Tejinder Singh of Sparacino LLP, counsel for the whistleblowers, urged the court to follow what the FCA says and look to a defendant’s subjective intent. 

“The Justices seemed to view the case as presenting a narrow question of whether the Seventh Circuit was wrong when it said subjective intent does not matter,” said Claire M. Sylvia, who represents whistleblowers with Phillips & Cohen LLP in San Francisco. “While it is often hard to tell from oral argument, many of the Justices seemed to think that the Seventh Circuit was clearly wrong on that issue and seemed inclined to reverse on that ground.

“As Justice Gorsuch noted, the respondent’s arguments about what it actually believed were arguments for the jury, but the statute itself includes a subjective element.”

“Justice Gorsuch and Justice Brown seemed to agree that the Seventh Circuit incorrectly held that evidence of subjective intent is irrelevant to assessing scienter in an FCA case,” said Alex Ward of Morrison Foerster, who represents FCA defendants in Washington. “Most of the other Justices kept their cards close to their vests, so it’s possible the court could affirm the Seventh Circuit. But if Justices Gorsuch and Brown are indeed in agreement that the Seventh Circuit was wrong, that does not bode well” for the companies. 

Reversing the Seventh Circuit could lead to difficult questions about what qualifies as a subjectively unreasonable legal interpretation, Ward said. 

“Particularly given the complex landscape of statutes and regulations facing government contractors, litigating what qualifies as a subjectively reasonable or unreasonable belief would be extremely complicated,” he said. 

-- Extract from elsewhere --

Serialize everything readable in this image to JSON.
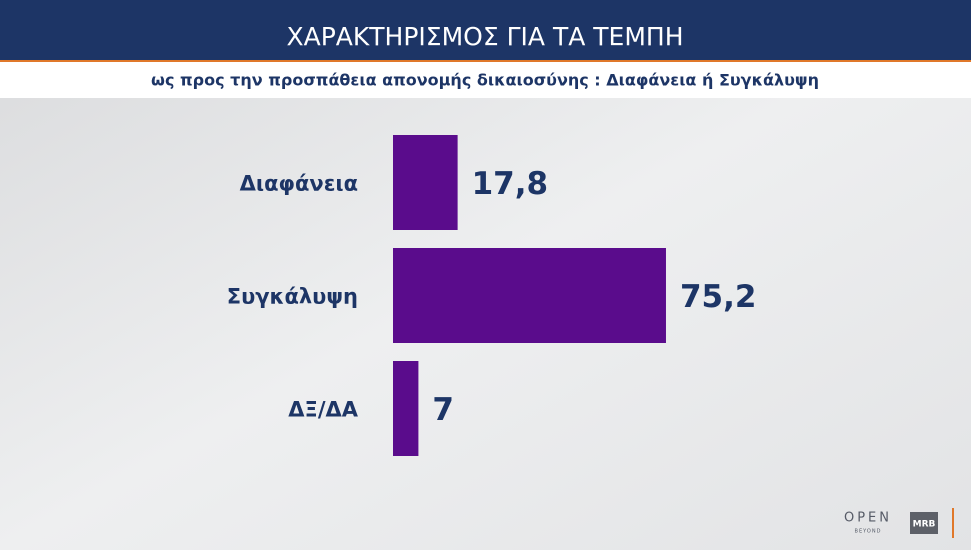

George Breen, who represents FCA defendants with Epstein Becker & Green PC in Washington, D.C., said the “tenor of the argument suggests that the court may determine that the lower court should have considered the defendants’ contemporaneous subjective understanding at the time of the submission of the claims.” 

In United States ex rel. Schutte v. SuperValu Inc., the Seventh Circuit court affirmed rejection of a suit filed by Schutte and Yarberry in an August 2021 split decision. The circuit rejected similar claims raised by pharmacist Thomas Proctor against Safeway in April 2022, in another split decision, in United States ex rel. Proctor v. Safeway Inc.